A Valence, nous fûmes accueillies par un ciel grisâtre et maussade. Rien à voir avec l’image de carte postale que l’on nous rabâchait souvent un peu partout. Fort heureusement, nous n’étions pas là pour des vacances. Au contraire, nous ne pouvions pas chômer.

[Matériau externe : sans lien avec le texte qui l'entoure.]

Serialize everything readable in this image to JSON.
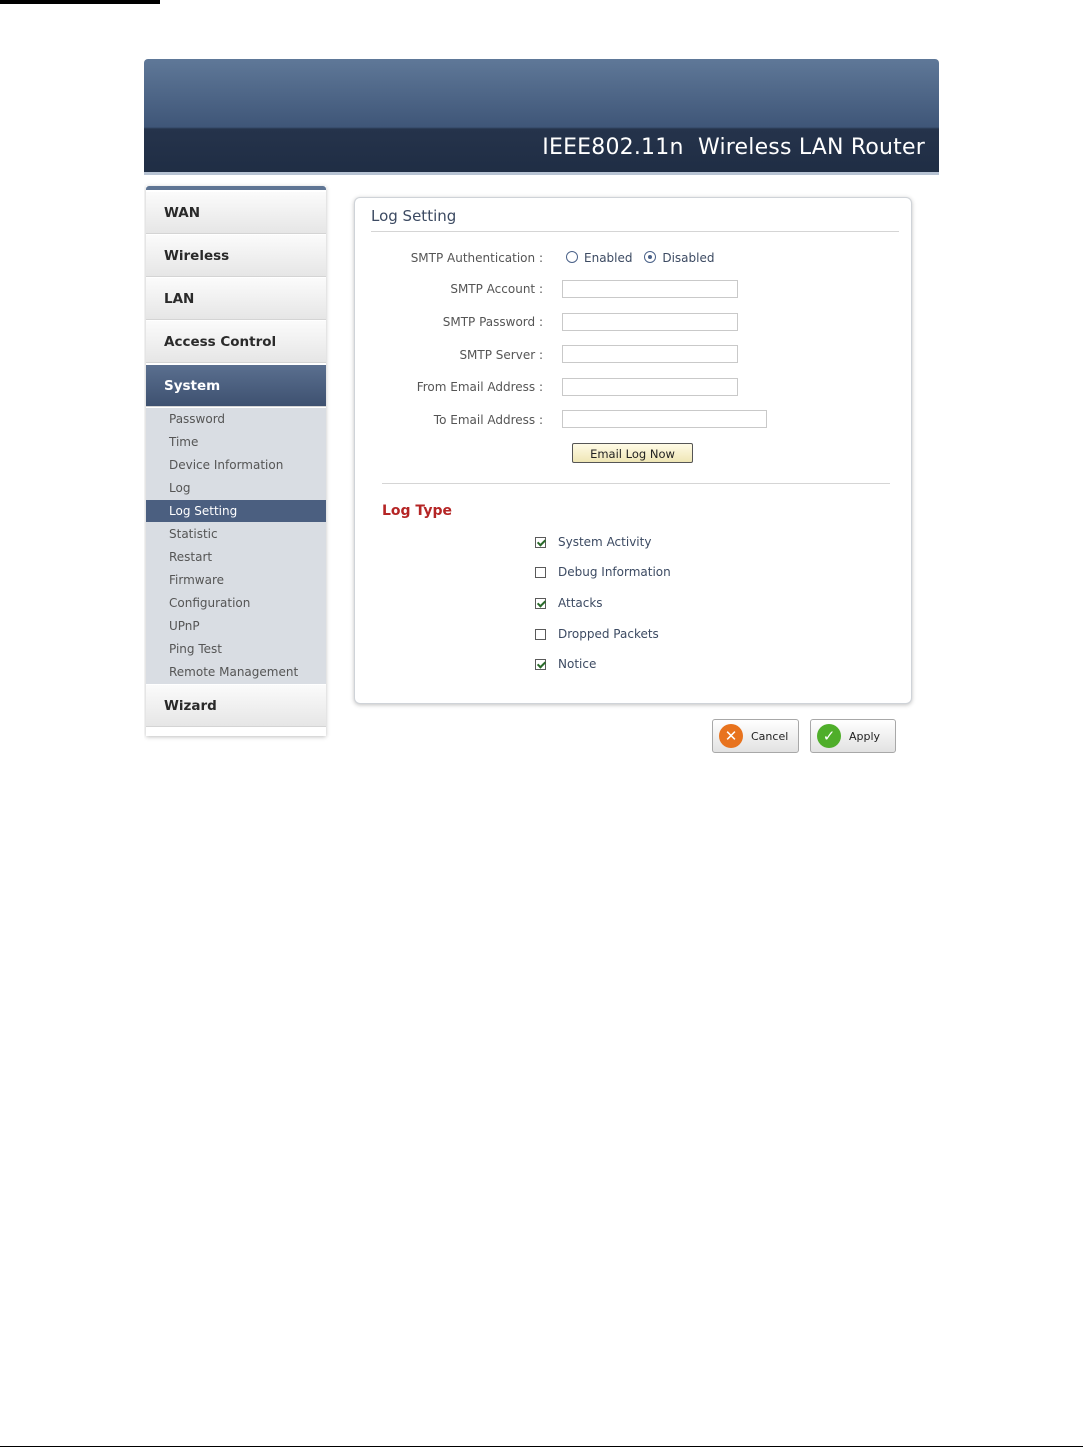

Tenenbaum nous guida jusqu’au quartier Cabanyal, un lieu très prisé des pêcheurs. Nous traversâmes les rues plutôt calmes à cette heure de la journée avant que Tenenbaum ne bifurque vers un bar d’apparence miteuse, perdu au milieu de ces façades colorés. Le panneau en bois pourri accroché au-dessus de l’entrée indiquait le nom du bar, El Narval. A l’intérieur, l’ambiance était bien plus accueillante ; une atmosphère franche et bonne enfant, au milieu de ce lieu à l’apparence baroque. Plusieurs personnes étaient accoudées au bar, tandis qu’une dizaine d’autres étaient assises autour d’une longue table, au centre de la pièce. Si tout ce petit monde était réparti dans un espace étroit, tous regardaient néanmoins dans la même direction.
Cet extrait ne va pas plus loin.